There is a market for group LTCI, Rieske argues. According to LIMRA, he says, in 2011 total new premium for the group LTC market grew 16 percent in 2011 to $182 million in sales, driven by sales to existing employer groups.  Group LTC is most popular, and often only available, to larger employers.  About 40 percent of employers with more than 5,000 employees offer a group LTC plan. "Our firm recently assisted with a large employer where the participation rate was over 20 percent," he says.

Both Slome and Rieske agree employers that are looking to offer an LTC solution for workers will have to partner with companies offering multi-life products or, Slome says, "encourage their aging employees to seek coverage on an independent basis."

"Multi-life LTC allows employers to offer premium discounts and simpler underwriting, while carriers get the advantage of state-specific individual policies that still include health underwriting," Rieske says. "Another advantage for carriers is that they can offer new policies with updated actuarial assumptions—new hires are issued the new contract. 

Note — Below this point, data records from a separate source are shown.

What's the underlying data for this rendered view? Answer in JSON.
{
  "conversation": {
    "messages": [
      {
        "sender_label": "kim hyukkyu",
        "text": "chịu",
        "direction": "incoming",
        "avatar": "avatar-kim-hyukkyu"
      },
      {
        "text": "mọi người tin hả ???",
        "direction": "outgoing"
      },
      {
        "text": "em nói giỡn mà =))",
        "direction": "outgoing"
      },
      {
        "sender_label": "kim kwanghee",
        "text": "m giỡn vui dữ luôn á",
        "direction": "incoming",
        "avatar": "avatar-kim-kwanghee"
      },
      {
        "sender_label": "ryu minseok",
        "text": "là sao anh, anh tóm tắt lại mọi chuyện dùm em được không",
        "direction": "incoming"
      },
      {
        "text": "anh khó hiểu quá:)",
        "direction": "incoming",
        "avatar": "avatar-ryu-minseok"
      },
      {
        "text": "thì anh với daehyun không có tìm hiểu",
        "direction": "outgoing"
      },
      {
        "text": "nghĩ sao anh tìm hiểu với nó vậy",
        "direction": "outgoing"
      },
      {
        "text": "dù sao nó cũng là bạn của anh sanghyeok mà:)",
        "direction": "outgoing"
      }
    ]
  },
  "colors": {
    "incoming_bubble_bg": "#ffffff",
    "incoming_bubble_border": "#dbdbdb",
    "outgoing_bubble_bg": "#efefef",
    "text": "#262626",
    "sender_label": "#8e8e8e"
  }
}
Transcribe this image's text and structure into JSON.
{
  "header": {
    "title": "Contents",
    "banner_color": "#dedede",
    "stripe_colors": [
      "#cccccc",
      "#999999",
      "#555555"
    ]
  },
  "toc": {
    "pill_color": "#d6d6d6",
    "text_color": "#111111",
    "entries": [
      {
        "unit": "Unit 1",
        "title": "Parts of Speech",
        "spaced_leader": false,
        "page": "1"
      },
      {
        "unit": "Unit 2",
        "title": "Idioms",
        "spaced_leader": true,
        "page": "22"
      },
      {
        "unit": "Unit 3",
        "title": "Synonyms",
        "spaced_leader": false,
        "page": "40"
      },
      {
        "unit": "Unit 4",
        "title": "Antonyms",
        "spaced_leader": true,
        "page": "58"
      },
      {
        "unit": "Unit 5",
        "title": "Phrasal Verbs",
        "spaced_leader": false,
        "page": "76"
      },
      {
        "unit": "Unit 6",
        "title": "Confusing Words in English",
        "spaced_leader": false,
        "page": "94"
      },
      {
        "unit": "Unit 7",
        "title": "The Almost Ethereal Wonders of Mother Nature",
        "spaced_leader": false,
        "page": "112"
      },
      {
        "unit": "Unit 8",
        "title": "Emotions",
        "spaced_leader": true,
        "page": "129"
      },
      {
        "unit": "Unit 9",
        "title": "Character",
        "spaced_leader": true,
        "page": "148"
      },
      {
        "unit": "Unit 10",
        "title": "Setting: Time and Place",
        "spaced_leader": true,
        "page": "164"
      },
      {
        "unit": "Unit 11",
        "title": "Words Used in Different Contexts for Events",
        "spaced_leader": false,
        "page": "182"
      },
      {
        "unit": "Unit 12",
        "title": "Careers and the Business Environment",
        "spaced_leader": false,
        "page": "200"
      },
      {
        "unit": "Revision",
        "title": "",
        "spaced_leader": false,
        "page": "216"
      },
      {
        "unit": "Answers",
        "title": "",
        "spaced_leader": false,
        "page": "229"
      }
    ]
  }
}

"In the past, multi-life policies were difficult for benefit brokers and employers to administer. However, companies now have e-applications to allow a simpler enrollment process, and direct billing (since the contract is between the employee and the insurer, with the employer assisting in facilitation) is becoming more popular than payroll deductions. Since LTC insurance is not a section 125 pre-tax benefit, direct billing works well," Riekse says.

"Benefit brokers are turning to group LTC specialist firms who can assist with plan design, carrier selection and web and telephonic enrollment. The downside for employers and employees is that guaranteed issue coverage often is not available, as it is apparently a risk many insurers are not willing to take."